Figure 1: Normal urinary bladder
This is an illustration of a normal male pelvis accompanied by a normal urinary bladder sonogram in transverse plane. The urinary bladder appears as an anechoic fluid-filled structure (non infected urine is black on ultrasound) located in the mid pelvis. A full bladder is necessary to comprehensively evaluate the characteristics of its walls, contents and other pelvic organs. As structures closer to the probe are displayed on top of the ultrasound image, the top portion of this image represents the anterior aspect of the body and the bottom part corresponds to posterior
Figure 2: Decompressed urinary bladder with Foley catheter
Illustration of a normal female pelvis with a Foley catheter balloon (green dot) in the bladder accompanied by a sonographic image of decompressed bladder. The empty bladder with functioning Foley catheter appears as a soft tissue wrapping around the anechoic fluid-filled Foley balloon (arrow), which appears like a cyst. Sometimes, a little bit of anechoic urine surrounding the balloon may be seen.
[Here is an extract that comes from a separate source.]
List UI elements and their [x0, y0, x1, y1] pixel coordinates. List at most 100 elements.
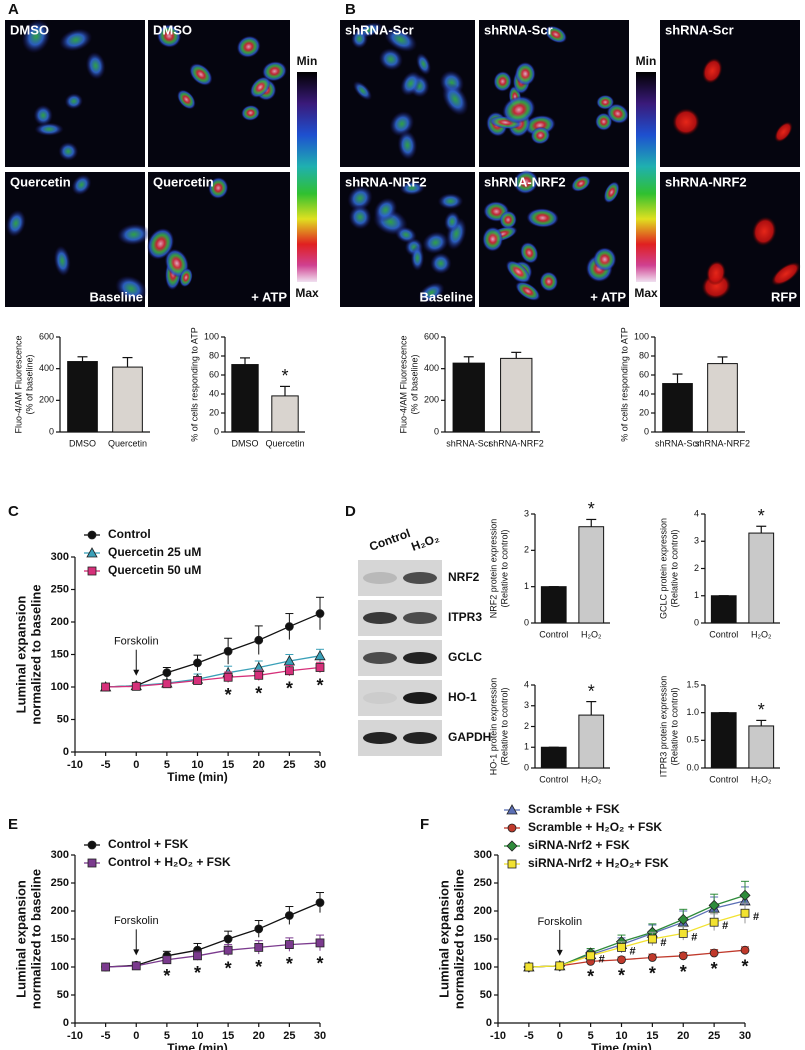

Figure 3: Malfunctioning Foley catheter
The sonographic image demonstrates the transverse view of the bladder distended with urine despite having a Foley balloon in place (arrow). This is indicative of an obstructed catheter, which can occur from a blood clot or other stricture. A patient’s anuria can be treated by simply flushing the catheter. The green dot in the illustration corresponds to a Foley balloon in the distended bladder
Figure 4: Pelvic ascites mimicking urinary bladder
In this bladder sonogram, the Foley balloon (arrow) appears to be located outside the bladder. However, the fluid collection anterior to the Foley is pelvic ascites and the Foley is in appropriate position as shown by the green dot in the illustration. Blood, serous fluid, and urine are all black on ultrasound. Note the margins of this ‘bladder-like’ structure are irregular which should make us suspect something isn’t right. To confirm the diagnosis, we should perform a long axis scan which will show that this fluid collection is in continuity with the peritoneal cavity. Moreover, a patient’s medical history should alert to the presence of pelvic ascites. That’s the whole point of POCUS – to know the patient well when we are performing the scan. It’s interesting to note that the bedside bladder scanning devices that are available in most hospitals these days can wrongly display ascitic fluid volume as bladder volume in this scenario.
Figure 5: Misplaced Foley in prostate
In this sonographic image of long axis of the urinary bladder, the Foley balloon (arrow) is in the prostatic urethra resulting in urinary retention. Note the anechoic urine filled bladder and prostate gland surrounding the Foley. This can be quite painful, but most of our ICU patients are sedated and cannot alert us to a complication. The illustration demonstrates the Foley balloon in the prostate represented by the green dot.
Figure 6: Misplaced Foley in vagina
This is the sonographic image of transverse view of the bladder showing Foley balloon (arrow) outside the bladder wall (posterior). Unlike our pelvic ascites case, this anechoic structure is regular in shape and is confirmed by long axis scan, which will demonstrate a contained fluid filled space not in continuity with the peritoneal cavity. The illustration of female pelvic anatomy shows that the vagina is posterior to the bladder and Foley catheter can be mistakenly placed in the vaginal canal (green dot), especially when the patient is sedated.
Take home point: You cannot exclude obstructive uropathy without scanning the bladder
Fun fact: Foley catheter was initially designed as a self-retaining balloon catheter to achieve hemostasis after cystoscopic prostatectomy by Dr. Frederic Foley in 1929.